On Wednesday morning, 12 April, His Majesty the King Willem-Alexander and President Macron honoured the UvA's Faculty of Science with a visit. Prof. Florian Schreck and Prof. Professor Philippe Bouyer showed the King and the French president around the UvA's Quantum Gases & Quantum Information Lab and talked about the promising possibilities of quantum technology. This was followed by a round table discussion with CEOs of Dutch and French companies.
The Quantum Gases & Quantum Information lab of the UvA's Institute of Physics conducts pioneering research in the field of matter waves (such as the realisation of the first continuous atom laser) that can greatly improve future quantum sensors. The lab of the UvA’s Institute of Physics houses one of Quantum Delta NL's testbeds for the Quantum Sensing catalyst programme and is involved in the Quantum Computing catalyst programme in collaboration with Eindhoven University of Technology. The lab is The UvA is currently developing a new building at the Amsterdam Science Park specifically aimed at a large part of its quantum activities, which will also house this lab.
Climate change, floods and changes in the oceans
The strong ties with France are part of a trilateral cooperation with France and Germany (under the recently signed MoU). The ambition is for the lab to become one of the hubs of a European shared metrology network. This network uses quantum sensors for various earth observation applications related to climate change, such as floods, dikes and changes in the oceans.

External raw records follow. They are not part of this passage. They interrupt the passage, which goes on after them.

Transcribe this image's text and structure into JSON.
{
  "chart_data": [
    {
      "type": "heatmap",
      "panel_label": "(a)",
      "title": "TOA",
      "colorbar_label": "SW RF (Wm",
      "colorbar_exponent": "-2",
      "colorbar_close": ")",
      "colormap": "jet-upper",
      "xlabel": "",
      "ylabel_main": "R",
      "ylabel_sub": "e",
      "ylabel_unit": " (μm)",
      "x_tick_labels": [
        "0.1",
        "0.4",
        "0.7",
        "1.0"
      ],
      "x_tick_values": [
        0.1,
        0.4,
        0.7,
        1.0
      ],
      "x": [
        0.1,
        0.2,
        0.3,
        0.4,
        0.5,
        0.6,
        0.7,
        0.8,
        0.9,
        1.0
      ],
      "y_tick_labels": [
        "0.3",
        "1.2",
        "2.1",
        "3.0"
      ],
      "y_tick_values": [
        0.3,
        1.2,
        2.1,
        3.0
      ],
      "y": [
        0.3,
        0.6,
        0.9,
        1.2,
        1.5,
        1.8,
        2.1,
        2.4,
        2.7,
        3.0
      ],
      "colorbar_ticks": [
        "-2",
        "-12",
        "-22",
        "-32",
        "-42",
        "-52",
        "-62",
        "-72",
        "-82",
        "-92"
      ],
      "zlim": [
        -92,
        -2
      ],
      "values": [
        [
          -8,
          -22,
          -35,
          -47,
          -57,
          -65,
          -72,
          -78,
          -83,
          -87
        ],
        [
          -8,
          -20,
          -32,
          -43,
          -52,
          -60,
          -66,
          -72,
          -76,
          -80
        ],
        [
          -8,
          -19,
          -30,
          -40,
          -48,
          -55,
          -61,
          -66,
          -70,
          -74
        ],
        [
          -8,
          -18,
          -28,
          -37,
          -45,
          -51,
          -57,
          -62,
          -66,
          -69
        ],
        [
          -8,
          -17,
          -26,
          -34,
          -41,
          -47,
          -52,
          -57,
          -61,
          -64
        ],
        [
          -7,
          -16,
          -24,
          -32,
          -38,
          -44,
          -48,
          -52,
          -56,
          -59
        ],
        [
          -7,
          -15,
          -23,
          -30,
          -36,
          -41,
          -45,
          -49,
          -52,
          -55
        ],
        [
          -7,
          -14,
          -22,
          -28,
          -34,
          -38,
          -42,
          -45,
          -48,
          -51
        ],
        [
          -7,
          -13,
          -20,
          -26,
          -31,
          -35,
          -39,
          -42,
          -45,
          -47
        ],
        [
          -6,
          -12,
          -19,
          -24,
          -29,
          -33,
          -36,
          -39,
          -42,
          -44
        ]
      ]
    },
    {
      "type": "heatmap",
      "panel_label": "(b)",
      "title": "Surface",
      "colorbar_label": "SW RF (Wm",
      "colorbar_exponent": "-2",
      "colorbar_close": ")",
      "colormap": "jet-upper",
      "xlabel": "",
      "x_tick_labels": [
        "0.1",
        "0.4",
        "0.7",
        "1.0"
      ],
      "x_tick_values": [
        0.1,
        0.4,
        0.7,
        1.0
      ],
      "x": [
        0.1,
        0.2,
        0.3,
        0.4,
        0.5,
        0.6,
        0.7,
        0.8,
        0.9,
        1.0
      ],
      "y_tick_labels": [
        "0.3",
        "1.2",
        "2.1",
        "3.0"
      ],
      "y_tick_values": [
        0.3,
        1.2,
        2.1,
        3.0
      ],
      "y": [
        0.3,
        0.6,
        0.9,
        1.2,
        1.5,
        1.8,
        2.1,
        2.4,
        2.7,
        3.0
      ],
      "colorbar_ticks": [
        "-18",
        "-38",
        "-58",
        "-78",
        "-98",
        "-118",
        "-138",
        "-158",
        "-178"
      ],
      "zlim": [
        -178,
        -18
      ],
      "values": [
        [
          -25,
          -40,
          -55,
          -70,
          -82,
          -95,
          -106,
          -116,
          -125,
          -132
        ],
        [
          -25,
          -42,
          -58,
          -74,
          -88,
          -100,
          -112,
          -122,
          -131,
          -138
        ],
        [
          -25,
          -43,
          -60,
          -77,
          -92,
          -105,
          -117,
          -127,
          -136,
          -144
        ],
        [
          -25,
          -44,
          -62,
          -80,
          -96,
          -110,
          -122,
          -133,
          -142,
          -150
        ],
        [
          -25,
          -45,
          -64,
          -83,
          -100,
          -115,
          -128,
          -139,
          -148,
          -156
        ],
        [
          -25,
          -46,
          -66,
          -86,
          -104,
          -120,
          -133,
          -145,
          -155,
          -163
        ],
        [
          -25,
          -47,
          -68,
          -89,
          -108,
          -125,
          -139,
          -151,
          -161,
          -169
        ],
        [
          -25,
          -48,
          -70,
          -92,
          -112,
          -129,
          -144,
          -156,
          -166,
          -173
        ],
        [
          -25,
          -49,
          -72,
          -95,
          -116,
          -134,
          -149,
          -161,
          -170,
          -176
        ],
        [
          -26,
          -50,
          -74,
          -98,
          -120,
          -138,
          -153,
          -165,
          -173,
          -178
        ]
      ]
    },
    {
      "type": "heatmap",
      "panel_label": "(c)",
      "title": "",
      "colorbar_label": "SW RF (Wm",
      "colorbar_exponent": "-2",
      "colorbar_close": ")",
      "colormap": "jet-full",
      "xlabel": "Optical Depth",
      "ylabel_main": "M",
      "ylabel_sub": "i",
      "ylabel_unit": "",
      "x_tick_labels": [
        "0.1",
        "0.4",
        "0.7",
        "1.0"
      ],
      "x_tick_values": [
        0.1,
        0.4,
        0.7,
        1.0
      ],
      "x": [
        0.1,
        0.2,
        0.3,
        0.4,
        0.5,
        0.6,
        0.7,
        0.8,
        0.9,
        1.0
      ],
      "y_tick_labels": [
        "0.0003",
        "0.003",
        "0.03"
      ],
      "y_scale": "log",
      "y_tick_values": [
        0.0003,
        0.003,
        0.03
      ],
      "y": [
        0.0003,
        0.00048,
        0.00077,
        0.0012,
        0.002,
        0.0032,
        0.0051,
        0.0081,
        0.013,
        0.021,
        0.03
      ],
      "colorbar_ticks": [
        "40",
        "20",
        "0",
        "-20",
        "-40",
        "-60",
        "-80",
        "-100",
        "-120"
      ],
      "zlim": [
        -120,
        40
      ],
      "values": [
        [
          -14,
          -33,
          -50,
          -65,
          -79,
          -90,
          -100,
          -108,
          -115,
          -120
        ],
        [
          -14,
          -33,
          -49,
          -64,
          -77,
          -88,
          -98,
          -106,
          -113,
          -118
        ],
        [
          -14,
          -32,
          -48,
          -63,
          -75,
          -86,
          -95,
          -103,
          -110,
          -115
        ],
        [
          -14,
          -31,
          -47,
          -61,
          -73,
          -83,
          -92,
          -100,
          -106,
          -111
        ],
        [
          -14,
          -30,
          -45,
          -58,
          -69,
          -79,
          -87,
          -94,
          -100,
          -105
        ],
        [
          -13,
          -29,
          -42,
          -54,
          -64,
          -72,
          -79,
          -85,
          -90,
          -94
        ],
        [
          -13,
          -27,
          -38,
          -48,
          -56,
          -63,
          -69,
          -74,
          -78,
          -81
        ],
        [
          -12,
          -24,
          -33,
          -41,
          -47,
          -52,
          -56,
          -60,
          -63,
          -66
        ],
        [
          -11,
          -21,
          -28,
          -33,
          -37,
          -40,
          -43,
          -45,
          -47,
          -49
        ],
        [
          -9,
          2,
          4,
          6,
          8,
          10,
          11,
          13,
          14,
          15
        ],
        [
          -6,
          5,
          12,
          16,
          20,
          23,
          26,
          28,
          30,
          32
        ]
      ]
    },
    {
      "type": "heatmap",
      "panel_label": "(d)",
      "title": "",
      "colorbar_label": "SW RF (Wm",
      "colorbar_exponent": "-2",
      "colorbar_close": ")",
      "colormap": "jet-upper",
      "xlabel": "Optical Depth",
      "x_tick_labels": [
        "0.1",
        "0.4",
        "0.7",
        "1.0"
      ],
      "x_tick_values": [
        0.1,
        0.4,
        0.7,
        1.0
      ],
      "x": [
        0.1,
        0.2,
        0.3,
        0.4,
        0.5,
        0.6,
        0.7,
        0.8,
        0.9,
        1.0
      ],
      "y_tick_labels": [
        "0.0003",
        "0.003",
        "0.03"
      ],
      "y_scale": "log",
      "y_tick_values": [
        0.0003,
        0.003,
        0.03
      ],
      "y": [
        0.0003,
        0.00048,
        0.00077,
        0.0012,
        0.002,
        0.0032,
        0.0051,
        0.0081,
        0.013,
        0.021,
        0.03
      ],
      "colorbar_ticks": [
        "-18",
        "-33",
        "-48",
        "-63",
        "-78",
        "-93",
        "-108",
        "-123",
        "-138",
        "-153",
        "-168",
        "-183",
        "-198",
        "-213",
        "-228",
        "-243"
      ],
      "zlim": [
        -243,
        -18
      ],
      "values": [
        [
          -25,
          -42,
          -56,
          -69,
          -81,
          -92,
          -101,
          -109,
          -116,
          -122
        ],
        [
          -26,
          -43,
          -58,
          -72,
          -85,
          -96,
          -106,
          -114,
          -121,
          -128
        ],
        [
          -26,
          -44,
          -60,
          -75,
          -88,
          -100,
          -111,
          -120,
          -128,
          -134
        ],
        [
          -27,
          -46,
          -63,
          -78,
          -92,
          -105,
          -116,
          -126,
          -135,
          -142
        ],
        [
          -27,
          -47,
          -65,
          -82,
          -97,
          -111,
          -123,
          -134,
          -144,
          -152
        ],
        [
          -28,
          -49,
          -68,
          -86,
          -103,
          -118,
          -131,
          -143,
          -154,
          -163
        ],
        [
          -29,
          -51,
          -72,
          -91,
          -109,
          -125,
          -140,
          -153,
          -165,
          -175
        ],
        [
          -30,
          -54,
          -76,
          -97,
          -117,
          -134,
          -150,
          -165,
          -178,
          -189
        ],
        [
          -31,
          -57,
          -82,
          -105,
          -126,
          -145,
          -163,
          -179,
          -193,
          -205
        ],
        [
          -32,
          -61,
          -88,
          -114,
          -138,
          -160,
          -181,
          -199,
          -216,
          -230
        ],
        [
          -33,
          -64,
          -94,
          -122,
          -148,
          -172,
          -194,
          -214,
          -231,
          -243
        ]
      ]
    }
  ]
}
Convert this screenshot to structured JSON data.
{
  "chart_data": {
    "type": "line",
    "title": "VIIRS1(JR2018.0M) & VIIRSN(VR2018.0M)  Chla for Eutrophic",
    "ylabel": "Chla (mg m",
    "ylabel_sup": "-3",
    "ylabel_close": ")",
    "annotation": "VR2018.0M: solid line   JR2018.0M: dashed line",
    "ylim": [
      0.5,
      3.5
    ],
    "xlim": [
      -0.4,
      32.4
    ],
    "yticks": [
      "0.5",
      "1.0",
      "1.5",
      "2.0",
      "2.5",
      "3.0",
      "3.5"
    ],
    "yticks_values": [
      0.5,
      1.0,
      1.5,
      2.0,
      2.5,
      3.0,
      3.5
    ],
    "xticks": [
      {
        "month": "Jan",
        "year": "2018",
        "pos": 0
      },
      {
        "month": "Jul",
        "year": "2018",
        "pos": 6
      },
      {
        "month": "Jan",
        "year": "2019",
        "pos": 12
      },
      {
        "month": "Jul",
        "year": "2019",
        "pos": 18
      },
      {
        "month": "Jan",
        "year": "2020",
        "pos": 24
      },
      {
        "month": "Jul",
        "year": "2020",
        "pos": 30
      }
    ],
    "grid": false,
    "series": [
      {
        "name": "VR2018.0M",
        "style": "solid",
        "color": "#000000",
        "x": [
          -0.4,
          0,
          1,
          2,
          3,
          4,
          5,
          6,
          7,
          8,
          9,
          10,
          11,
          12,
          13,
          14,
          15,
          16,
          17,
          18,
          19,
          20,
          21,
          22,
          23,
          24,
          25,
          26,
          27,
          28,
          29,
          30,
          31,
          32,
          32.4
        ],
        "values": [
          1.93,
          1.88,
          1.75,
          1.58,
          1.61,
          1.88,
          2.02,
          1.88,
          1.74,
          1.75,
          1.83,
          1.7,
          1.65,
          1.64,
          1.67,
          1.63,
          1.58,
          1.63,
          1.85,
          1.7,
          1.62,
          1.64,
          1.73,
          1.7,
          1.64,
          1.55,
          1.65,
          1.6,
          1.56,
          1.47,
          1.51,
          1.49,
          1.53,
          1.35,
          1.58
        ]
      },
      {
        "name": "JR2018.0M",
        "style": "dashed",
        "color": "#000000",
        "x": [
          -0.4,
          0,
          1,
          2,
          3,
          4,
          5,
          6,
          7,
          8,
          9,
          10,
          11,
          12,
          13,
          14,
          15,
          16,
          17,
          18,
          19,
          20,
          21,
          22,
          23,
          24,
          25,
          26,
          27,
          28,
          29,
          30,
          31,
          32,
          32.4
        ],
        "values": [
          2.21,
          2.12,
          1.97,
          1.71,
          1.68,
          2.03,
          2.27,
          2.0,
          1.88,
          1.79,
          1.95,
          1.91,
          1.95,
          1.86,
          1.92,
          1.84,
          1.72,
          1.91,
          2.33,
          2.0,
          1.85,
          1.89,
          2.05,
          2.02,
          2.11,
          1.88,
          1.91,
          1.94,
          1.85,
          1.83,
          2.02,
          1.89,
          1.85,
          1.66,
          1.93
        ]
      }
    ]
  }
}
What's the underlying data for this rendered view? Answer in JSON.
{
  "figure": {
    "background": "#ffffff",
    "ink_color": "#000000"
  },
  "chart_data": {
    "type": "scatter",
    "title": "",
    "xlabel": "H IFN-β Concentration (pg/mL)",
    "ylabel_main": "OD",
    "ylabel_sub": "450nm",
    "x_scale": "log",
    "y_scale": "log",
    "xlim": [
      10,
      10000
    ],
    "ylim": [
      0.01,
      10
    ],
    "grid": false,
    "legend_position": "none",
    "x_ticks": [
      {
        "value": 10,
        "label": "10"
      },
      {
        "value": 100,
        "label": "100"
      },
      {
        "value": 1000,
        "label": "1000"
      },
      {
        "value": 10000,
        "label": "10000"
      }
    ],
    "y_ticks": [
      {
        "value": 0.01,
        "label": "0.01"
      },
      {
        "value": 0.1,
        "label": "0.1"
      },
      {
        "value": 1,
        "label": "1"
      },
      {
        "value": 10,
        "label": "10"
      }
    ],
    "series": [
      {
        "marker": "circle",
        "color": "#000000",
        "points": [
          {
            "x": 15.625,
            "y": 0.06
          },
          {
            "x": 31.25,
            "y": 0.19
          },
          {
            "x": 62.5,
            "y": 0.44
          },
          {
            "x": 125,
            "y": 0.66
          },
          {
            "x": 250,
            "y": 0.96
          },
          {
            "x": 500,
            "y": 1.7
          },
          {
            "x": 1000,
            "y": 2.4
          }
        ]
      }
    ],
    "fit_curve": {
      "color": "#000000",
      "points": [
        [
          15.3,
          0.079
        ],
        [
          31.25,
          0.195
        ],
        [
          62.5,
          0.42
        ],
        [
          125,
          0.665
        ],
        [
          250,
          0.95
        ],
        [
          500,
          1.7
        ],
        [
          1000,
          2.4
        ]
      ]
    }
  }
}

European strategic autonomy
During the round table discussion the King and President Macron talked with CEOs, scientists and investors about autonomy in technology. How can Europe follow its own course and become less dependent on other parts of the world? Rector Peter-Paul Verbeek drew attention to choosing the responsible path: ‘How can we both develop technology and regulate it based on shared European values such as liberty, equality and solidarity? We are managing this quite well already with regard to AI.’